An Introduction to the Stock Market
The stock market is a market where buying and selling of the equity instruments, debt instruments and other financial instruments (futures and options) take place. The stock market is the trading platform for the investors.
The stock market has two main platform namely stock exchanges sometimes also know as primary market and the other platform is over the counter (OTC) market occasionally also known as a secondary market. The stock market also termed as equity market.

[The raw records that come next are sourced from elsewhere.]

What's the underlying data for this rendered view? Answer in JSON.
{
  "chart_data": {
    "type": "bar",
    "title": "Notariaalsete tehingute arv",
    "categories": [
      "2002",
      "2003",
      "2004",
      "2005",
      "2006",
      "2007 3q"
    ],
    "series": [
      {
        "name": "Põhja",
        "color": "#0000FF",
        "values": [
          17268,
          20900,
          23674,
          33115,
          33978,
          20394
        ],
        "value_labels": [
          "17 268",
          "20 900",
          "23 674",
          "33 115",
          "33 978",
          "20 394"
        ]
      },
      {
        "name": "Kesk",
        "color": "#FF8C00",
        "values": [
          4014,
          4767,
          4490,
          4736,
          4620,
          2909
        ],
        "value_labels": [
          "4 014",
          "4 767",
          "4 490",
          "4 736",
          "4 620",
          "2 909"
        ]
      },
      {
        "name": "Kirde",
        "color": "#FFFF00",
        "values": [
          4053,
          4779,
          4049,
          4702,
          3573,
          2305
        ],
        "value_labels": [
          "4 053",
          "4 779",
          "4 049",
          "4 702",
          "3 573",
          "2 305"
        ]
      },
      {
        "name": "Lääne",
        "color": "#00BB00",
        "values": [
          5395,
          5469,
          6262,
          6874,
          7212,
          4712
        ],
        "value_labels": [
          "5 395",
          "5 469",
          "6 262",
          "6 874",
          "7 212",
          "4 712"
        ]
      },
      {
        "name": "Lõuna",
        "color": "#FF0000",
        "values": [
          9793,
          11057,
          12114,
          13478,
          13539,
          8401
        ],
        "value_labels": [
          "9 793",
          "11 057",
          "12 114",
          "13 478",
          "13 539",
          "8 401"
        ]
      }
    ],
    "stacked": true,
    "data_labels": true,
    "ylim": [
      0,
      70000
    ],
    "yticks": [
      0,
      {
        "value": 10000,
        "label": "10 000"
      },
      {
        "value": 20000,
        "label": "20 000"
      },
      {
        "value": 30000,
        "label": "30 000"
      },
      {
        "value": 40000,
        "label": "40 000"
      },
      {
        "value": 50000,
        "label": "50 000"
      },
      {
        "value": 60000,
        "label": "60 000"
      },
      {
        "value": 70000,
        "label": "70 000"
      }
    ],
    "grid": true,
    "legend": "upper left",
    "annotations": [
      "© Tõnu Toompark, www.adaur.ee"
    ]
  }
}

The stock exchange is the marketplace where the companies that are listed on the stock exchange float their shares initially to the general public through initial public offering (IPO). That’s why the stock exchanges are known as a primary stock market. For floating the shares through stock exchanges, the companies’ needs to register with the concerned stock exchanges and the other market participants including the brokers, investors and traders also need to register with the stock exchanges for executing the trading transactions. Stock Exchanges are regulated and controlled by regulatory authorities of the state. The stock exchange is the centralized place of executing the trading transactions. In view of the fact that the stock exchange is the counterparty in all trades that remove the risk of the trade. As all the trades executed from one single platform this thing is to serve as the equality for all investors or traders relating to the prices quoted for the trading securities.
The secondary market is the market where securities can be traded after being issued in the primary market. The name of secondary market infers from the re-issuance of the already issued securities in the primary market. In the secondary market, everyone can buy and sell the stock.
The investor, who purchases the shares or any kind of security from the primary market, can sell the security in the secondary market. The price of the security in the secondary market is not as quoted at the time of issue or its face value. The price of the security depends on the market conditions and the performance of the security during the trading session. The company that issued the security is not a party in the trade. In the secondary market, an investor usually opens an account with the broker for trading purposes and makes purchase or sale of the security through the brokers by paying the commission. In the secondary market, an investor buys or sells the stock with another investor.
Stocks are issued by the companies to raise the capital for financing the affairs of the company and the stock market provides the route for participating in the company by the purchase of these issued shares. Investors purchased shares for making the money through the company’s growth. Investors held the stocks either for trading purposes for the sake of making a profit through capital gains or for earning the dividend income. A stock that has high volume is very appealing to the investors because it can be easily bought and sell in the market at any time.